Robert Servatius: Der Anwalt, dem die Nazis vertrauten
Servatius während einer Pressekonferenz nach seinem ersten Treffen mit Adolf Eichmann / © dpa | DB UPI

NS-Zwangsarbeitsdiktator Fritz Sauckel, Hitlers Leibarzt Karl Brandt oder den Holocaust-Logistiker Adolf Eichmann – Robert Servatius vertrat eine Vielzahl von NS-Funktionären. Sebastian Felz hat Dirk Stolpers Lebensgeschichte des Kölner Rechtsanwalts gelesen.

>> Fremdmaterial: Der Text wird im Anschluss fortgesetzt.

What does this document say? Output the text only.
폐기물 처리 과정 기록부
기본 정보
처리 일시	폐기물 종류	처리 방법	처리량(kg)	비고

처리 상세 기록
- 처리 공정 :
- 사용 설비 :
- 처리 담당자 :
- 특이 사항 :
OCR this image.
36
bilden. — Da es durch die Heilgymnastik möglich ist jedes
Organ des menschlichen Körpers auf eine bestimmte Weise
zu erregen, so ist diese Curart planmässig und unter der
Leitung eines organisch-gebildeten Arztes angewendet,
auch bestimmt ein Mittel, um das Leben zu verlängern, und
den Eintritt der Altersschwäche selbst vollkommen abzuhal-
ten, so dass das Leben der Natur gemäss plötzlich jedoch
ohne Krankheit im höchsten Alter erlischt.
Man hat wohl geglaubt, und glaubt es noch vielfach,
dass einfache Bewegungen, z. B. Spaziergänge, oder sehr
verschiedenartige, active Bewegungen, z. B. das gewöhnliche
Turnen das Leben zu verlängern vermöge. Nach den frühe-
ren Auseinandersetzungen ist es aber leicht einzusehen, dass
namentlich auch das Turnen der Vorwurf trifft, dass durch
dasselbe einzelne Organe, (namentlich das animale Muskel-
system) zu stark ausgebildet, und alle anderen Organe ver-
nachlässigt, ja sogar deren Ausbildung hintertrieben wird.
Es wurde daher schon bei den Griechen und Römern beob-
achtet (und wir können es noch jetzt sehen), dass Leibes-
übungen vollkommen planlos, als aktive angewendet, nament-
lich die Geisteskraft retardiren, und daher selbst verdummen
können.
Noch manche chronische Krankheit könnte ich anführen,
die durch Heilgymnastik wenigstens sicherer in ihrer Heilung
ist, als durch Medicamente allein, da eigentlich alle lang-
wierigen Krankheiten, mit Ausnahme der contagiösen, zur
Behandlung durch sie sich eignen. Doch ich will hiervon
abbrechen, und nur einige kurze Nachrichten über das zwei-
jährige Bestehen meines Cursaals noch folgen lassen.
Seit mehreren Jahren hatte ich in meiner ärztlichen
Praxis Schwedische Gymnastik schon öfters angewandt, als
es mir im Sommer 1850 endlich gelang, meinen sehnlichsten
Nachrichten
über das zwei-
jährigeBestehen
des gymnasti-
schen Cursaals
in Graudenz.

Es war ein Jahrhundertprozess. Vor dem Jerusalemer Bezirksgericht klagte 1961 Generalstaatsanwalt Gideon Hauser den ehemaligen SS-Obersturmbannführer Adolf Eichmann an. Die Anklage umfasste 15 Punkte, von "Verbrechen gegen das jüdische Volk" über Kriegs- und Menschlichkeitsverbrechen bis hin zur Mitgliedschaft in verbrecherischen Organisationen. Hauptanklagepunkt war Eichmanns Mitwirkung am Holocaust. Eichmann hatte in der NS-Zeit im Reichssicherheitshauptamt das Referat IVB4 geleitet und war dort für die Deportationen der europäischen Juden in die deutschen Vernichtungslager zuständig gewesen. Nun stand eine Schlüsselfigur des "SS-Staates" in Israel vor Gericht.

In Bonn herrschte indes blanke Panik: Würde der Prozess dem Ansehen der Bundesrepublik in der Welt schaden? Auch die Rolle des Verteidigers von Adolf Eichmann war damit eine eminent politische. Wer sollte und wollte dieses Mandat übernehmen? Vielleicht jemand, der schon in einem anderen Jahrhundertprozess – dem Nürnberger Hauptkriegsverbrecherprozess – als Verteidiger aufgetreten war? Die Wahl fiel am Ende auf den Kölner Rechtsanwalt Robert Servatius.

Die Finanzierung der Eichmann-Verteidigung: Ein Projekt des BND und alter Nazis

Dessen Werdegang ist der Historiker Dirk Stolper in ausführlichen Archivrecherchen in Deutschland, Israel, den USA und Großbritannien nachgegangen. Insbesondere eine Quelle hat er ausgewertet, nämlich 1.300 unveröffentlichte autobiographische Aufzeichnungen des Eichmann-Verteidigers. Auch Briefe an den Rechtsanwalt oder die Presseberichterstattung über die Prozessauftritte von Servatius hat er analysiert. Stolper konnte so unter anderem zeigen, wie ein Informant des BND den Kontakt zwischen Eichmann und seinem späteren Verteidiger Servatius einfädelte.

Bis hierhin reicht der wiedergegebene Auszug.